If you or anyone that you know would like more information regarding this post, feel free to visit http://www.creditrepairbydrjen.com

Thursday, January 15, 2009

What do you know about your free credit report?

One of the most important tools that you have at your disposal to protect your credit, and repair it, is your credit report. Your credit report is very important because it lists everything about your credit, what needs to be repaired, what needs to be fixed and what your credit score is. How do you expect to repair your credit score if you don’t even know what your score is? Knowing your score will tell you how much you have to repair your credit score by, and where to start. If you have a credit score of 750, then you will know that you probably don’t have to do too much credit repair. However, if your credit score is 500, you know you have your work cut out for you.On top of that, by seeing your credit report, you will be able to see if there is any problems on it, as in credit errors.

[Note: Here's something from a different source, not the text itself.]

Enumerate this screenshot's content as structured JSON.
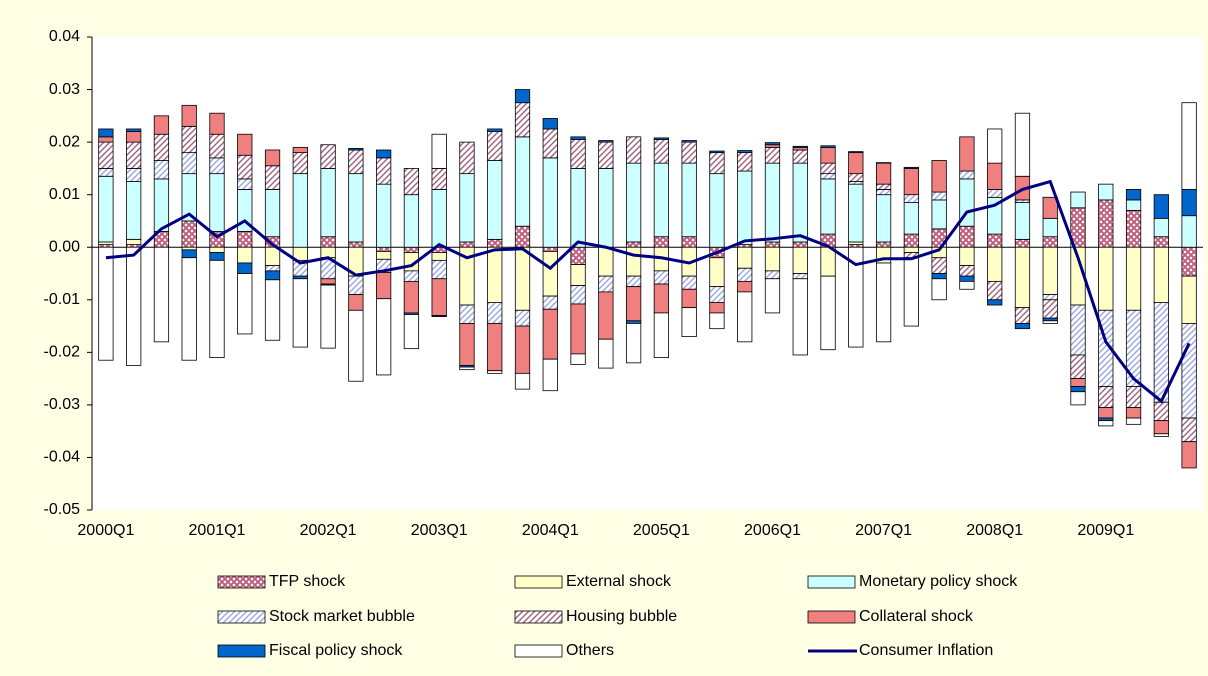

Credit errors affect roughly 75 percent of all credit reports. Credit experts state that one of the easiest ways to repair your credit report is to fix the errors that are not your fault. One credit error that is repaired can raise your credit score by as much as 50 points. When you are talking about interest rates and your ability to get credit, 50 points means a lot.You can get your credit report from the three major credit reporting agencies, with TransUnion being the best and most respected of the bunch. A credit report would typically cost you about $40 to obtain, but thanks to the Fair Credit Reporting Act, you have a trick up your sleeve. It is your own free credit report that you are entitled to every single year.

With the Fair Credit Reporting Act, you get a free credit report that you can use to repair your credit and find credit errors. The free credit report can come from any of the credit reporting agencies, and you can go to them directly if you wish. However, there are many websites that offer you the ability to get your free credit report through them. MyFreeCreditReport.com is one such site, but there are many more. However, you should be careful what websites you go to because some websites will be fronts for identity theft schemes. You put in your personal information, and they use it to steal your identity. Try and use well-known websites, or use the website of TransUnion to get the free credit report that you are entitled to under the Fair Credit Reporting Act.Your free credit report is the most important tool at your disposal for repairing your credit report. While you do get a free credit report each year, you should not limit yourself to only one credit report. Every six months is a good timeline to get your credit report. You will get one for free, and pay for one, but it will keep you knowing what your credit is like and it will keep you from becoming a victim of identity theft.